Lulus Verifikasi Dewan Pers No.126/DP-Terverifikasi/K/X/2017

Kerakyatan dan Demokrasi

Sekarang Suara Rakyat Suara Uang
Oleh : Tunggul Naibaho
Minggu | 19-12-2010 | 15:36 WIB

Jogyakarta, batamtoday - Sri Sultan Hamengku Buwono X mengecam proses demokratisasi yang tengah berjalan di Indonesia yang telah menggerus nilai-nilai kerakyatan dan demokrasi. Sri Sultan mengatakan saat ini suara rakyat bukan lagi suara tuhan, tetapi suara uang.

 

Demikian disampaikan Sri Sultan Hamengkubuwono X di hadapan para civitas Universitas Gajah Mada (UGM) di Kampus UGM Bulak Sumur, Jogyakarta, akhir pekan lalu.

Sri Sultan mengatakan saat ini ideologi kerakyatan telah berubah menjadi adagium baru, yakni politik uang, sehingga suara rakyat bukan lagi suara tuhan, tetapi suara uang.

" Kita mengenal adagium, Vox populi, vox dei, suara rakyat adalah suara tuhan.

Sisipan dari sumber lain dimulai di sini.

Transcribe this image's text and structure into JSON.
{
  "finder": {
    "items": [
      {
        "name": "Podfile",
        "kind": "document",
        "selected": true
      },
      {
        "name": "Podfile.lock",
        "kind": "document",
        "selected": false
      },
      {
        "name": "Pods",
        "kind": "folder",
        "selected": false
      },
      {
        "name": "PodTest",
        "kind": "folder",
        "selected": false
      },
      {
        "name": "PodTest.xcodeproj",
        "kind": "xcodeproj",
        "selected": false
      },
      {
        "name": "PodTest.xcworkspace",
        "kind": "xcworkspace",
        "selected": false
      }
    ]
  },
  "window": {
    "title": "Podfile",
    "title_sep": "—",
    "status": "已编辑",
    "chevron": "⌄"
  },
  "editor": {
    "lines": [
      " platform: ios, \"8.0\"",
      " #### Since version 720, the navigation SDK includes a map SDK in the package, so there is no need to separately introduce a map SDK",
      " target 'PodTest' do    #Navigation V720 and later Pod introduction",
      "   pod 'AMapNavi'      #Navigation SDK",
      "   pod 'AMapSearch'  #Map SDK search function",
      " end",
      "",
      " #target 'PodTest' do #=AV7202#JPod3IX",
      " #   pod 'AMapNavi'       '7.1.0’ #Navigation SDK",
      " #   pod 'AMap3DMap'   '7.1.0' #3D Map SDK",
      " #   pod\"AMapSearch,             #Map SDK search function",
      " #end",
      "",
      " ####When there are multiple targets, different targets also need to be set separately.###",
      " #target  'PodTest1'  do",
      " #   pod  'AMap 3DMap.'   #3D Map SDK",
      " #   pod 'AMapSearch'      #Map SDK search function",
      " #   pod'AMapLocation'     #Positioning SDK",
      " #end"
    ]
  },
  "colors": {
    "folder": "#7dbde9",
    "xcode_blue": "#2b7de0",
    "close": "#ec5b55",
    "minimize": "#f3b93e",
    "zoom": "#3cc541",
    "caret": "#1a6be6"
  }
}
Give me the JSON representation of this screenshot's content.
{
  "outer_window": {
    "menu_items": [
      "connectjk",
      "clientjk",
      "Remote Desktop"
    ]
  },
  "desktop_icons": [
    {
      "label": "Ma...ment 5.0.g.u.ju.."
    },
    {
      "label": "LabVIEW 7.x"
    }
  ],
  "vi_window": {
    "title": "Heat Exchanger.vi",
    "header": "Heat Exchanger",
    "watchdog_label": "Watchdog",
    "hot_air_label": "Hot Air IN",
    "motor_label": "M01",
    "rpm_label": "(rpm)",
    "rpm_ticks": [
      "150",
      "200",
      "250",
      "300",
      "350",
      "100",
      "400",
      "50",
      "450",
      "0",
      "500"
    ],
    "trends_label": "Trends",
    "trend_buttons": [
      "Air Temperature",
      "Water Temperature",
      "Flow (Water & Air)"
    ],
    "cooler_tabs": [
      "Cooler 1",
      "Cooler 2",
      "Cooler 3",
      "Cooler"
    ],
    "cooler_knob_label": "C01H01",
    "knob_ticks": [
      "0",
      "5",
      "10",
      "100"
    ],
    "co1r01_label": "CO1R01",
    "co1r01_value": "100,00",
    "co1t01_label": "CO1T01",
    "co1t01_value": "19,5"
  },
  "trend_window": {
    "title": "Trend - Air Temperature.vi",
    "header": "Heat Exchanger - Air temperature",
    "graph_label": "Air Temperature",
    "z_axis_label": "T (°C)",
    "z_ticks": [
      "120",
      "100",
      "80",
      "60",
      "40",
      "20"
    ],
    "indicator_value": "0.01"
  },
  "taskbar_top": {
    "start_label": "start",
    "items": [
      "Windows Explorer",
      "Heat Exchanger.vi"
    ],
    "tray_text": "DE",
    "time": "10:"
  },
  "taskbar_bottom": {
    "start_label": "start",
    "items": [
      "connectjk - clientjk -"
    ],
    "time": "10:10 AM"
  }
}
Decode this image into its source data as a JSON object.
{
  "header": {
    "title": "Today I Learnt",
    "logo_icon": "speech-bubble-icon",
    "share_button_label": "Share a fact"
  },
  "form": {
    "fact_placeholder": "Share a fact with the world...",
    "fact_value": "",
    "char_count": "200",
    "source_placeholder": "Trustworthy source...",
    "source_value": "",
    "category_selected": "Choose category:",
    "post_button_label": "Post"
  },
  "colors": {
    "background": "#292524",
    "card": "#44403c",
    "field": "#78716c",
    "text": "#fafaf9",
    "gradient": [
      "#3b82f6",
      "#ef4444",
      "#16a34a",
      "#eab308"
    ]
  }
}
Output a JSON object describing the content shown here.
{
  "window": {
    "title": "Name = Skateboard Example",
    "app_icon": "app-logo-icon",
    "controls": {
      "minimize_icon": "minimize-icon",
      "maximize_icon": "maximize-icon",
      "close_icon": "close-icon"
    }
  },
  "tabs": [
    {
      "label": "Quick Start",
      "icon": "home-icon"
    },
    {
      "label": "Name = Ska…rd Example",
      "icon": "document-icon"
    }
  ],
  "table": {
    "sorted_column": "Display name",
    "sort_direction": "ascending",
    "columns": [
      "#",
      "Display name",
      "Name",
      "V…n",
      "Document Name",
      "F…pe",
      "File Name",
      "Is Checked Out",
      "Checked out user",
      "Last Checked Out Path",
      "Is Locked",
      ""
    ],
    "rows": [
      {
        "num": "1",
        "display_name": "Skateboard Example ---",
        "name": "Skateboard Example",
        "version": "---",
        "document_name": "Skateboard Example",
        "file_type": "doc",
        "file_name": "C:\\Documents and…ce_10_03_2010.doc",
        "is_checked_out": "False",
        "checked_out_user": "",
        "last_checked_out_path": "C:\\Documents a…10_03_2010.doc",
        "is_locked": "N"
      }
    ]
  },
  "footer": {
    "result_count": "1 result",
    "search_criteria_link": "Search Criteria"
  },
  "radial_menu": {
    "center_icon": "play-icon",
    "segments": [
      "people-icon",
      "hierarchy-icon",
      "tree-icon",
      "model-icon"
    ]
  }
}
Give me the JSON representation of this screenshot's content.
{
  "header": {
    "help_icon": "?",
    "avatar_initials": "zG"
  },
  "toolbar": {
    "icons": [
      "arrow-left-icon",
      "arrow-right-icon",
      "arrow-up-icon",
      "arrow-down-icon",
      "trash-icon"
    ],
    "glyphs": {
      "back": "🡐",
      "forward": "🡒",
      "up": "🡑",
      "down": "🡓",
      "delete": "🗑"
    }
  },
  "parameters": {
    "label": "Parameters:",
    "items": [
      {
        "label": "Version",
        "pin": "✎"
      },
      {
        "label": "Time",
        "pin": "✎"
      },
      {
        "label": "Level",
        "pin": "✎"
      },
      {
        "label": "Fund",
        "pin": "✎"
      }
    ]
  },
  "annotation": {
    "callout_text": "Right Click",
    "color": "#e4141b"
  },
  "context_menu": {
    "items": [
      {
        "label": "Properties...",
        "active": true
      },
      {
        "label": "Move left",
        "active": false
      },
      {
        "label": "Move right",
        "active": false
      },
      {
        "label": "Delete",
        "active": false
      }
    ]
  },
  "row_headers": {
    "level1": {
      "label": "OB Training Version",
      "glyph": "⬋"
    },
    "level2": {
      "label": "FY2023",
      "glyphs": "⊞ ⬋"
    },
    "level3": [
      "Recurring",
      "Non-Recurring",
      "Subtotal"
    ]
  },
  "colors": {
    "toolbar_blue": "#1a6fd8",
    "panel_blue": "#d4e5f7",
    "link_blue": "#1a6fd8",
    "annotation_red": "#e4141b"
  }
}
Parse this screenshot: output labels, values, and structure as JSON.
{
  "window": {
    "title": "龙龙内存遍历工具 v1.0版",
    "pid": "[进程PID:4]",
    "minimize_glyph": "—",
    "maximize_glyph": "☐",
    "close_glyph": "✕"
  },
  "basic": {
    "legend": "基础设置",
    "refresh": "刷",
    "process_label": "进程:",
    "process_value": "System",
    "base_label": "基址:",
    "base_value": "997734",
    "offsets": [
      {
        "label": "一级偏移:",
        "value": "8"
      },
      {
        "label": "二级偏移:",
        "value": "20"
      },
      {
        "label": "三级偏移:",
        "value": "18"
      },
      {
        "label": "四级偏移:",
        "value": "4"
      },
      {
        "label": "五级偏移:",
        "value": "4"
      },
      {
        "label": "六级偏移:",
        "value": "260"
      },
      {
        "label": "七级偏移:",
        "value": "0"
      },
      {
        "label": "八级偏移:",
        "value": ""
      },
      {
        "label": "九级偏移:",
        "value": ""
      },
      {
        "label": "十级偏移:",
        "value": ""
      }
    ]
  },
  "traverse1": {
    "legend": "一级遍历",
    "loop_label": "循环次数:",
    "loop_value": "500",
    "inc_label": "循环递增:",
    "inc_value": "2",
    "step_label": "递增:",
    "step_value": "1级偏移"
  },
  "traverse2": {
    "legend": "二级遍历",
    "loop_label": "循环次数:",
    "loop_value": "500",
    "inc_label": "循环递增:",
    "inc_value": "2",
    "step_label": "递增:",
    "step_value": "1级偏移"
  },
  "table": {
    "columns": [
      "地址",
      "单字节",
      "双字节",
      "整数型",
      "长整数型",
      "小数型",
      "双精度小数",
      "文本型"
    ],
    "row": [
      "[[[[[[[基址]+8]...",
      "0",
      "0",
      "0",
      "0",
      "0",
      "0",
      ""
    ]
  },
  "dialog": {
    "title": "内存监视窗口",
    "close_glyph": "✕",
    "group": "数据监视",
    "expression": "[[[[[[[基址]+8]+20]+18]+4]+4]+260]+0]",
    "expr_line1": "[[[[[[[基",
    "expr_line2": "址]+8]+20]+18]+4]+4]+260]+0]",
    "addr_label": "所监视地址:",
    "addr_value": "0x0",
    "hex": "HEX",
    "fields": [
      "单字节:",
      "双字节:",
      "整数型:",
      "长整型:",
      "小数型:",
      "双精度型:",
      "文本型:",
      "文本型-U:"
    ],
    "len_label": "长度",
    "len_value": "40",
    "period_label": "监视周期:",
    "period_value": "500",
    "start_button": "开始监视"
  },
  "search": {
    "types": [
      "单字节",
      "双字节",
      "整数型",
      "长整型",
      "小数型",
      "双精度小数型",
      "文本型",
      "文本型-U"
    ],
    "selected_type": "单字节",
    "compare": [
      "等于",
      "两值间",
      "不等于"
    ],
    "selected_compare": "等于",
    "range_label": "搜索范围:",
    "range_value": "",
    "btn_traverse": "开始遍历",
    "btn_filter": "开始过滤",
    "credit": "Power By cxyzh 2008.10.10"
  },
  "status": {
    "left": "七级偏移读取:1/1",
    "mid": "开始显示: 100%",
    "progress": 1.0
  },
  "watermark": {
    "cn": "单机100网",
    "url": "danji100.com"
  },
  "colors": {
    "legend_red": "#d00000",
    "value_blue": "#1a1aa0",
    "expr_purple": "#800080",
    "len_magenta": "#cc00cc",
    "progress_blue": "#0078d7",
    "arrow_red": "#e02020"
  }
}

Namun kini di Indonesia adagium tersebut telah berubah menjadi suara rakyat adalah suara uang," tegas Sri Sultan.

Sri Sultan yang juga Ketua Umum Alumni UGM mengkritik proses demokrasi di Indonesia yang sudah berlangsung satu dasawarsa ini baru berjalan sebatas prosedural semata.

"(Demokrasi) belum mampu meningkatkan kesejahteraan rakyat," tegasnya.

Menurut dia, dalam kehidupan demokrasi yang otentik, suara rakyat ditempatkan di posisi tertinggi. Namun, saat ini ideologi kerakyatan telah berubah menjadi adagium baru, yakni politik uang, suara rakyat adalah suara uang.

"Setiap proses politik nyaris selalu ditransaksikan dalam bentuk uang, sehingga demokrasi mengalami distorsi yang luar biasa, di mana substansi demokrasi 'dari, oleh, dan untuk rakyat' tidak pernah terwujud dalam praktik politik di Indonesia," terangnya.

Kritik ini disampaikan Sri Sultan pada saat sedang hangat-hangatnya polemik mengenai RUUK DIY yang saat ini draftnya sudah disampaikan pemerintah ke DPR. Draft RUU tersebut menempatkan Sultan Hamengkubuwono dan Sri Paku Alam sebagai Gubernur Utama dan Wakil Gubernur Utama, sedangkan Guberunur dan wakilnya yang akan menjalankan fungsi pemenerinatahan sehari-hari akan dipilih melalui proses pemilu.

Sementara rakyat jogya sendiri sudah menyatakan sikap penolakanya atas draft tersebut dan menuntut referendum jika pemenrintah tetap memaksakan kehendaknya dan DPR mensahkanya menjadi UU.